Fragmentos (A.6)
Tras aquella instantánea y su particular catarsis austral, el regreso de Tierra de Fuego lo hizo convertido oficialmente en fotógrafo. Empezó militando en la trashumancia de la noticia, recibiendo sucesivos encargos casuales de medios que habían publicado su retrato de la desesperación de quien reclama un dinero que nunca existió, publicaciones que le suponían aun por la zona y cuyos encargos fueron posponiendo su regreso persiguiendo la actualidad allí donde le proponían ir: ahora a Chile, luego a Venezuela y de vuelta a Argentina.
Aquellas primeras postales contaban las hazañas para conseguir cruzar fronteras ayudado por los trámites desde España de sus recién adquiridos contactos en la prensa, reflejaban la fascinación ante aquellas oportunidades que le iban surgiendo y que desde luego no podía rechazar.
Viajaba gratis, le pagaban razonablemente bien y, sobre todo, estaba disfrutando con esplendidez aquellas oportunidades. No era una cuestión de vanidad, cualidad que nunca observé en Alejandro, sino una especie de autorrealización espiritual que nacía de la creación, una emoción que con toda seguridad había sentido toda su vida cada vez que tomaba una fotografía pero que de repente se multiplicaba, se reproducía en su interior y le acariciaba hasta que se dormía plácidamente en la pensión de turno o en la bañera de algún pick-up.
La fotografía había sido su mejor amiga desde hacía ya mucho tiempo y él nunca le había pedido más, era feliz solo con saber que estaba allí cuando necesitase desahogarse, relajarse, olvidar, recordar, reír o llorar. Pero ahora, ella era algo más. En algún momento durante aquellas semanas, ambos dieron el siguiente paso y diríase que se dieron las llaves de sus respectivas almas. Un amigo nota esas cosas aunque sea a miles de kilómetros de distancia.

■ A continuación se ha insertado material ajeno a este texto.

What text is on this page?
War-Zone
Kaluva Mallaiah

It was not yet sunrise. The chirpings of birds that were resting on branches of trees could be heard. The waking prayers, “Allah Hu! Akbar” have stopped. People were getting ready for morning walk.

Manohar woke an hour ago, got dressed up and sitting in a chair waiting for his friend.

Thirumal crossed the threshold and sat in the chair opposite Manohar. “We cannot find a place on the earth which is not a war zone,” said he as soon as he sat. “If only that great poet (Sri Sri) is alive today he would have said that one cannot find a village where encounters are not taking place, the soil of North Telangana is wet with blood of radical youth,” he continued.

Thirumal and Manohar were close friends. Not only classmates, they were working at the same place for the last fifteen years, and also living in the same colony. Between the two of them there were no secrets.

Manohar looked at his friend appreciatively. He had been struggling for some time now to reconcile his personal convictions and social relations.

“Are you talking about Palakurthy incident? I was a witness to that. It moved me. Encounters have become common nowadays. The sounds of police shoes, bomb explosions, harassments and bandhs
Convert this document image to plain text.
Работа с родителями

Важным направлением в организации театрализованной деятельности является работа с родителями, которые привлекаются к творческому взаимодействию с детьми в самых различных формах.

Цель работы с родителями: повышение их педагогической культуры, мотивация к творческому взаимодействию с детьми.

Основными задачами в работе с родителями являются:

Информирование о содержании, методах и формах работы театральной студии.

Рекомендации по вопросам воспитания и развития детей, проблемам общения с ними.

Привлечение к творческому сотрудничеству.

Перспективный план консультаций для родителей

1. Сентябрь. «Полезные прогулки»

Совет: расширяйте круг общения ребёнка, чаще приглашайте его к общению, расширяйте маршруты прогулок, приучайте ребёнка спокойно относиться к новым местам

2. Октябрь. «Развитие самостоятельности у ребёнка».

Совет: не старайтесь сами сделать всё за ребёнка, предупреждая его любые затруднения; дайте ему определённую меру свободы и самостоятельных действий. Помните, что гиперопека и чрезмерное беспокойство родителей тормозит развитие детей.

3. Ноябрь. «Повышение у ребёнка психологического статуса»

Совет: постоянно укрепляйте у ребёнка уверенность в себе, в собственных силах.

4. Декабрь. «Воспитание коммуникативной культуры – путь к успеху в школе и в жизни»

Solo había que ver sus fotos para darse cuenta.Los viajes en busca de la esencia de la actualidad le permitían tomar otras imágenes, con las que pronto se labró una buena reputación como fotógrafo de viajes, que terminaría siendo su principal dedicación. En eso tuvieron una importancia fundamental instantáneas como las que disparó en la Patagonia.
Una en particular terminó presidiendo la pared del salón de mi apartamento en una ampliación de generoso tamaño. Se trataba de una panorámica del Lago Fagnano con un colosal poder cautivador. Dos árboles frondosos se cruzaban en primer plano ocultando parte del espejo de agua y de la cordillera con sus cumbres coronadas de perfecto blanco. Sobre ellas, el sol iba camino de su retirada aunque aún no había alcanzado un punto tal que comenzase a teñir de ámbar la escena, sino que los colores se apreciaban vivos, penetrantes y orgánicos.
Alejandro no había captado solo aquellos tonos y aquellas formas, no se había limitado a encuadrar y a exponer, a buscar un ángulo y una situación. Había penetrado en las entrañas de la creación, había comprendido aquel instante y lo había replicado como un escribano de luz haciéndolo, si no imperecedero, sí perdurable. Había conseguido que cuando cerrase los ojos pensando en aquellos árboles y la brisa que apenas agasajaba sus hojas, en aquel agua límpida y los destellos que la surcaban, recordase haber estado allí. Nunca un matemático había estado tan cerca de la fórmula del mundo. Y no llevaba números.